Por su parte, el doctor Frankenstein constituye la diáfana formulación de uno de los arquetipos afines al cine fantástico: el mad doctor, médico o científico que se excede en el ejercicio de su profesión, ya sea con el objeto de obtener beneficios médicos para la humanidad o, por el contrario, empleando sus conocimientos con una finalidad malévola. Bajo esa extralimitación subyace la megalómana pretensión de equiparar su poder al de Dios, arrebatándole su privativa potestad para engendrar vida, venciendo así a la muerte —los mad doctors, por lo general, son sujetos varones, incapacitados por tanto para alumbrar vida, circunstancia que subraya la rebelión contra la naturaleza que supone su maniobra.

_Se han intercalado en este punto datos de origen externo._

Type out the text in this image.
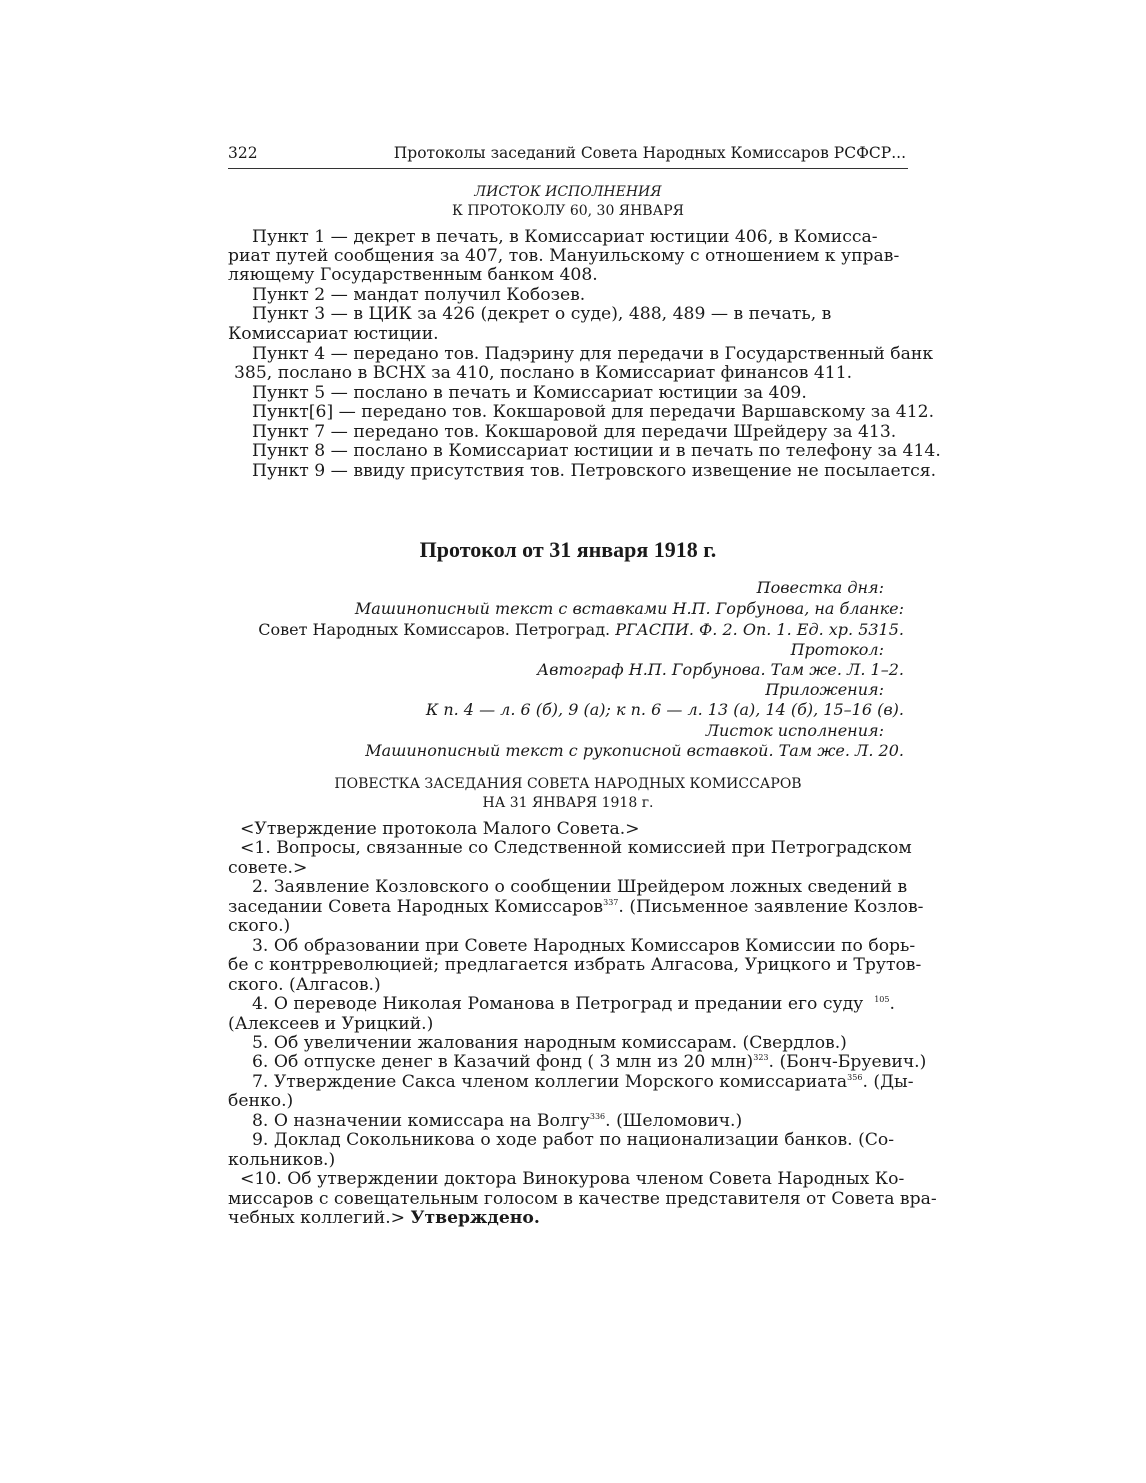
322	Протоколы заседаний Совета Народных Комиссаров РСФСР...
ЛИСТОК ИСПОЛНЕНИЯ
К ПРОТОКОЛУ 60, 30 ЯНВАРЯ
Пункт 1 — декрет в печать, в Комиссариат юстиции 406, в Комисса-
риат путей сообщения за 407, тов. Мануильскому с отношением к управ-
ляющему Государственным банком 408.
Пункт 2 — мандат получил Кобозев.
Пункт 3 — в ЦИК за 426 (декрет о суде), 488, 489 — в печать, в
Комиссариат юстиции.
Пункт 4 — передано тов. Падэрину для передачи в Государственный банк
385, послано в ВСНХ за 410, послано в Комиссариат финансов 411.
Пункт 5 — послано в печать и Комиссариат юстиции за 409.
Пункт[6] — передано тов. Кокшаровой для передачи Варшавскому за 412.
Пункт 7 — передано тов. Кокшаровой для передачи Шрейдеру за 413.
Пункт 8 — послано в Комиссариат юстиции и в печать по телефону за 414.
Пункт 9 — ввиду присутствия тов. Петровского извещение не посылается.
Протокол от 31 января 1918 г.
Повестка дня:
Машинописный текст с вставками Н.П. Горбунова, на бланке:
Совет Народных Комиссаров. Петроград. РГАСПИ. Ф. 2. Оп. 1. Ед. хр. 5315.
Протокол:
Автограф Н.П. Горбунова. Там же. Л. 1–2.
Приложения:
К п. 4 — л. 6 (б), 9 (а); к п. 6 — л. 13 (а), 14 (б), 15–16 (в).
Листок исполнения:
Машинописный текст с рукописной вставкой. Там же. Л. 20.
ПОВЕСТКА ЗАСЕДАНИЯ СОВЕТА НАРОДНЫХ КОМИССАРОВ
НА 31 ЯНВАРЯ 1918 г.
<Утверждение протокола Малого Совета.>
<1. Вопросы, связанные со Следственной комиссией при Петроградском
совете.>
2. Заявление Козловского о сообщении Шрейдером ложных сведений в
заседании Совета Народных Комиссаров$^{337}$. (Письменное заявление Козлов-
ского.)
3. Об образовании при Совете Народных Комиссаров Комиссии по борь-
бе с контрреволюцией; предлагается избрать Алгасова, Урицкого и Трутов-
ского. (Алгасов.)
4. О переводе Николая Романова в Петроград и предании его суду $^{105}$.
(Алексеев и Урицкий.)
5. Об увеличении жалования народным комиссарам. (Свердлов.)
6. Об отпуске денег в Казачий фонд ( 3 млн из 20 млн)$^{323}$. (Бонч-Бруевич.)
7. Утверждение Сакса членом коллегии Морского комиссариата$^{356}$. (Ды-
бенко.)
8. О назначении комиссара на Волгу$^{336}$. (Шеломович.)
9. Доклад Сокольникова о ходе работ по национализации банков. (Со-
кольников.)
<10. Об утверждении доктора Винокурова членом Совета Народных Ко-
миссаров с совещательным голосом в качестве представителя от Совета вра-
чебных коллегий.> Утверждено.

Caracterizado como un ser soberbio y hosco, su hábitat es el laboratorio privado, ubicado en un sótano de su propia vivienda o las catacumbas de alguna vetusta mansión o castillo. Es un sujeto escindido entre la razón y la locura: siendo un individuo dotado de una envidiable altura intelectual, se asoma al abismo de la locura, tornándose capaz de poner su brillante intelecto al servicio de maliciosos fines. Como apuntase Skal (1998, pág. 23), «el problema de infundir vida en la materia muerta, una preocupación central de cualquier mad scientist, es también una alegoría clave de la dificultad de conciliar las aparentes contradicciones de la materia y la mente, la ciencia y la superstición, en el mundo moderno».